# Evolution Rage2  chop saw right side fence



## ChrisAttebery (Dec 8, 2019)

A few years ago I sold my abrasive chop saw and bought an Evolution Rage 2 multi-purpose chop saw. I mainly work with aluminum and with the aluminum specific blade I routinely cut material up to 3" in diameter. It's much quicker and much less messy than the abrasive saw was. One thing that has always bothered me is that I cut a lot of small lengths and there isn't a right hand fence with length stop available from Evolution. I finally had enough the other day and decided to design my own fence.

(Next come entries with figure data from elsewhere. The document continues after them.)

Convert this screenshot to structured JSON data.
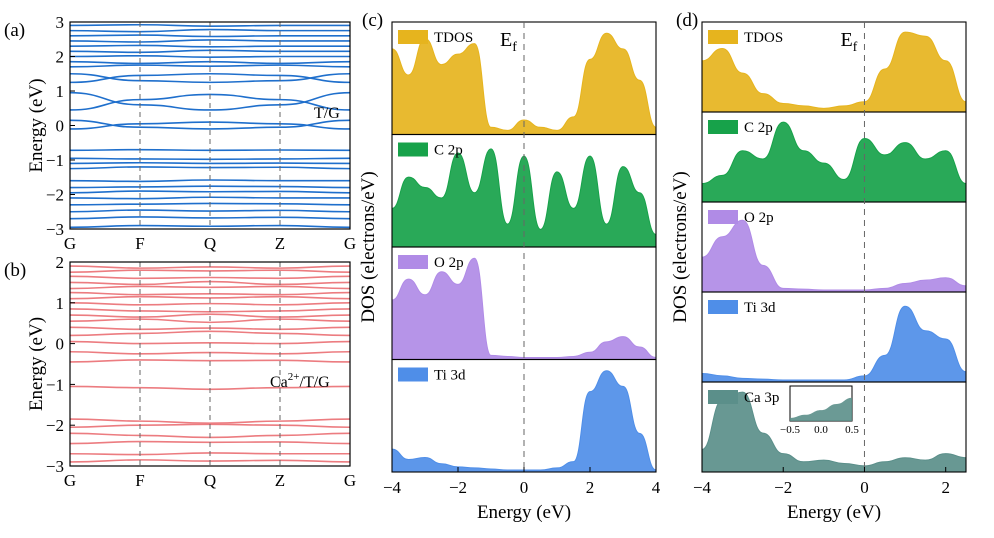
{
  "figure": {
    "colors": {
      "band_blue": "#1f6fcc",
      "band_red": "#ec7c80",
      "tdos": "#e6b41e",
      "c2p": "#17a24a",
      "o2p": "#b08be6",
      "ti3d": "#4f8ee8",
      "ca3p": "#5b8f8a",
      "frame": "#000000",
      "guide": "#666666"
    }
  },
  "chart_data": [
    {
      "id": "a",
      "type": "line",
      "panel_label": "(a)",
      "annotation": "T/G",
      "ylabel": "Energy (eV)",
      "xlabel": "",
      "kpath": [
        "G",
        "F",
        "Q",
        "Z",
        "G"
      ],
      "ylim": [
        -3,
        3
      ],
      "yticks": [
        -3,
        -2,
        -1,
        0,
        1,
        2,
        3
      ],
      "grid": false,
      "color": "#1f6fcc",
      "series": [
        {
          "values": [
            -2.95,
            -2.9,
            -2.92,
            -2.9,
            -2.95
          ]
        },
        {
          "values": [
            -2.7,
            -2.65,
            -2.68,
            -2.66,
            -2.7
          ]
        },
        {
          "values": [
            -2.5,
            -2.45,
            -2.48,
            -2.46,
            -2.5
          ]
        },
        {
          "values": [
            -2.3,
            -2.28,
            -2.26,
            -2.27,
            -2.3
          ]
        },
        {
          "values": [
            -2.1,
            -2.12,
            -2.08,
            -2.1,
            -2.1
          ]
        },
        {
          "values": [
            -1.95,
            -1.9,
            -1.92,
            -1.91,
            -1.95
          ]
        },
        {
          "values": [
            -1.8,
            -1.78,
            -1.76,
            -1.77,
            -1.8
          ]
        },
        {
          "values": [
            -1.6,
            -1.62,
            -1.58,
            -1.6,
            -1.6
          ]
        },
        {
          "values": [
            -1.25,
            -1.2,
            -1.22,
            -1.21,
            -1.25
          ]
        },
        {
          "values": [
            -1.1,
            -1.08,
            -1.1,
            -1.09,
            -1.1
          ]
        },
        {
          "values": [
            -0.95,
            -0.97,
            -0.98,
            -0.97,
            -0.95
          ]
        },
        {
          "values": [
            -0.72,
            -0.7,
            -0.72,
            -0.71,
            -0.72
          ]
        },
        {
          "values": [
            0.15,
            -0.05,
            -0.1,
            -0.05,
            0.15
          ]
        },
        {
          "values": [
            -0.1,
            0.05,
            0.1,
            0.05,
            -0.1
          ]
        },
        {
          "values": [
            0.95,
            0.6,
            0.45,
            0.6,
            0.95
          ]
        },
        {
          "values": [
            0.45,
            0.75,
            0.9,
            0.75,
            0.45
          ]
        },
        {
          "values": [
            1.5,
            1.3,
            1.25,
            1.3,
            1.5
          ]
        },
        {
          "values": [
            1.25,
            1.45,
            1.5,
            1.45,
            1.25
          ]
        },
        {
          "values": [
            1.7,
            1.75,
            1.72,
            1.75,
            1.7
          ]
        },
        {
          "values": [
            1.85,
            1.8,
            1.85,
            1.8,
            1.85
          ]
        },
        {
          "values": [
            2.0,
            2.02,
            1.98,
            2.0,
            2.0
          ]
        },
        {
          "values": [
            2.15,
            2.12,
            2.18,
            2.15,
            2.15
          ]
        },
        {
          "values": [
            2.3,
            2.32,
            2.28,
            2.3,
            2.3
          ]
        },
        {
          "values": [
            2.45,
            2.42,
            2.48,
            2.45,
            2.45
          ]
        },
        {
          "values": [
            2.6,
            2.62,
            2.58,
            2.6,
            2.6
          ]
        },
        {
          "values": [
            2.75,
            2.72,
            2.78,
            2.75,
            2.75
          ]
        },
        {
          "values": [
            2.9,
            2.92,
            2.88,
            2.9,
            2.9
          ]
        }
      ]
    },
    {
      "id": "b",
      "type": "line",
      "panel_label": "(b)",
      "annotation": "Ca2+/T/G",
      "ylabel": "Energy (eV)",
      "xlabel": "",
      "kpath": [
        "G",
        "F",
        "Q",
        "Z",
        "G"
      ],
      "ylim": [
        -3,
        2
      ],
      "yticks": [
        -3,
        -2,
        -1,
        0,
        1,
        2
      ],
      "grid": false,
      "color": "#ec7c80",
      "series": [
        {
          "values": [
            -2.9,
            -2.85,
            -2.88,
            -2.86,
            -2.9
          ]
        },
        {
          "values": [
            -2.7,
            -2.72,
            -2.68,
            -2.7,
            -2.7
          ]
        },
        {
          "values": [
            -2.45,
            -2.4,
            -2.42,
            -2.41,
            -2.45
          ]
        },
        {
          "values": [
            -2.2,
            -2.25,
            -2.3,
            -2.25,
            -2.2
          ]
        },
        {
          "values": [
            -2.05,
            -2.0,
            -1.98,
            -2.0,
            -2.05
          ]
        },
        {
          "values": [
            -1.85,
            -1.9,
            -1.95,
            -1.9,
            -1.85
          ]
        },
        {
          "values": [
            -1.05,
            -1.08,
            -1.12,
            -1.08,
            -1.05
          ]
        },
        {
          "values": [
            -0.45,
            -0.4,
            -0.42,
            -0.41,
            -0.45
          ]
        },
        {
          "values": [
            -0.2,
            -0.25,
            -0.22,
            -0.25,
            -0.2
          ]
        },
        {
          "values": [
            0.05,
            0.0,
            0.02,
            0.0,
            0.05
          ]
        },
        {
          "values": [
            0.2,
            0.25,
            0.3,
            0.25,
            0.2
          ]
        },
        {
          "values": [
            0.4,
            0.35,
            0.38,
            0.35,
            0.4
          ]
        },
        {
          "values": [
            0.55,
            0.6,
            0.52,
            0.6,
            0.55
          ]
        },
        {
          "values": [
            0.7,
            0.65,
            0.72,
            0.65,
            0.7
          ]
        },
        {
          "values": [
            0.85,
            0.8,
            0.78,
            0.8,
            0.85
          ]
        },
        {
          "values": [
            1.0,
            0.95,
            0.98,
            0.95,
            1.0
          ]
        },
        {
          "values": [
            1.1,
            1.15,
            1.12,
            1.15,
            1.1
          ]
        },
        {
          "values": [
            1.25,
            1.2,
            1.22,
            1.2,
            1.25
          ]
        },
        {
          "values": [
            1.35,
            1.4,
            1.38,
            1.4,
            1.35
          ]
        },
        {
          "values": [
            1.5,
            1.45,
            1.52,
            1.45,
            1.5
          ]
        },
        {
          "values": [
            1.65,
            1.6,
            1.62,
            1.6,
            1.65
          ]
        },
        {
          "values": [
            1.75,
            1.8,
            1.78,
            1.8,
            1.75
          ]
        },
        {
          "values": [
            1.9,
            1.85,
            1.88,
            1.85,
            1.9
          ]
        }
      ]
    },
    {
      "id": "c",
      "type": "area",
      "panel_label": "(c)",
      "ef_label": "E",
      "ef_sub": "f",
      "ylabel": "DOS (electrons/eV)",
      "xlabel": "Energy (eV)",
      "xlim": [
        -4,
        4
      ],
      "xticks": [
        -4,
        -2,
        0,
        2,
        4
      ],
      "grid": false,
      "x": [
        -4,
        -3.5,
        -3,
        -2.5,
        -2,
        -1.5,
        -1,
        -0.5,
        0,
        0.5,
        1,
        1.5,
        2,
        2.5,
        3,
        3.5,
        4
      ],
      "series": [
        {
          "name": "TDOS",
          "color": "#e6b41e",
          "values": [
            0.8,
            0.55,
            0.9,
            0.65,
            0.75,
            0.85,
            0.05,
            0.02,
            0.12,
            0.05,
            0.02,
            0.15,
            0.7,
            0.95,
            0.8,
            0.5,
            0.05
          ]
        },
        {
          "name": "C 2p",
          "color": "#17a24a",
          "values": [
            0.35,
            0.65,
            0.55,
            0.45,
            0.88,
            0.5,
            0.92,
            0.2,
            0.85,
            0.15,
            0.7,
            0.35,
            0.85,
            0.2,
            0.75,
            0.5,
            0.1
          ]
        },
        {
          "name": "O 2p",
          "color": "#b08be6",
          "values": [
            0.55,
            0.75,
            0.6,
            0.82,
            0.7,
            0.95,
            0.02,
            0.01,
            0.0,
            0.0,
            0.0,
            0.01,
            0.05,
            0.15,
            0.2,
            0.1,
            0.0
          ]
        },
        {
          "name": "Ti 3d",
          "color": "#4f8ee8",
          "values": [
            0.2,
            0.1,
            0.12,
            0.06,
            0.03,
            0.02,
            0.01,
            0.0,
            0.0,
            0.0,
            0.02,
            0.08,
            0.75,
            0.95,
            0.8,
            0.35,
            0.0
          ]
        }
      ]
    },
    {
      "id": "d",
      "type": "area",
      "panel_label": "(d)",
      "ef_label": "E",
      "ef_sub": "f",
      "ylabel": "DOS (electrons/eV)",
      "xlabel": "Energy (eV)",
      "xlim": [
        -4,
        2.5
      ],
      "xticks": [
        -4,
        -2,
        0,
        2
      ],
      "grid": false,
      "x": [
        -4,
        -3.5,
        -3,
        -2.5,
        -2,
        -1.5,
        -1,
        -0.5,
        0,
        0.5,
        1,
        1.5,
        2,
        2.5
      ],
      "series": [
        {
          "name": "TDOS",
          "color": "#e6b41e",
          "values": [
            0.6,
            0.75,
            0.45,
            0.2,
            0.08,
            0.05,
            0.02,
            0.05,
            0.1,
            0.5,
            0.95,
            0.9,
            0.6,
            0.1
          ]
        },
        {
          "name": "C 2p",
          "color": "#17a24a",
          "values": [
            0.2,
            0.3,
            0.6,
            0.5,
            0.95,
            0.6,
            0.45,
            0.25,
            0.75,
            0.55,
            0.7,
            0.5,
            0.6,
            0.2
          ]
        },
        {
          "name": "O 2p",
          "color": "#b08be6",
          "values": [
            0.4,
            0.65,
            0.85,
            0.3,
            0.02,
            0.01,
            0.0,
            0.0,
            0.0,
            0.02,
            0.08,
            0.12,
            0.15,
            0.05
          ]
        },
        {
          "name": "Ti 3d",
          "color": "#4f8ee8",
          "values": [
            0.08,
            0.05,
            0.02,
            0.01,
            0.0,
            0.0,
            0.0,
            0.0,
            0.05,
            0.3,
            0.9,
            0.6,
            0.5,
            0.1
          ]
        },
        {
          "name": "Ca 3p",
          "color": "#5b8f8a",
          "values": [
            0.25,
            0.85,
            0.95,
            0.45,
            0.2,
            0.1,
            0.12,
            0.08,
            0.05,
            0.1,
            0.15,
            0.12,
            0.2,
            0.15
          ]
        }
      ],
      "inset": {
        "xlim": [
          -0.5,
          0.5
        ],
        "xticks": [
          -0.5,
          0.0,
          0.5
        ],
        "xtick_labels": [
          "-0.5",
          "0.0",
          "0.5"
        ],
        "x": [
          -0.5,
          -0.25,
          0.0,
          0.25,
          0.5
        ],
        "values": [
          0.1,
          0.2,
          0.35,
          0.55,
          0.75
        ]
      }
    }
  ]
}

I started with a 16.5" length of 2" x 2" x .125" steel angle iron for the back. Next I used a 6" length of 1" x 1" x .125" angle iron for the guide that will screw to the side of the saw. I used my CNC mill to round off the corners and drill all of the holes. I turned a 1" x 3.25" leg for the far end of the fence. I drilled two holes into the side of the saw base and installed 1/4-20 press in nuts. If I need to remove the fence to cut something at an angle I just remove the two screws and the whole fence comes off. I still need to buy a piece of 1/8 x 4" steel for the material support and design and machine a length stop.


----------



## Janderso (Dec 9, 2019)

Looks like a great idea.


----------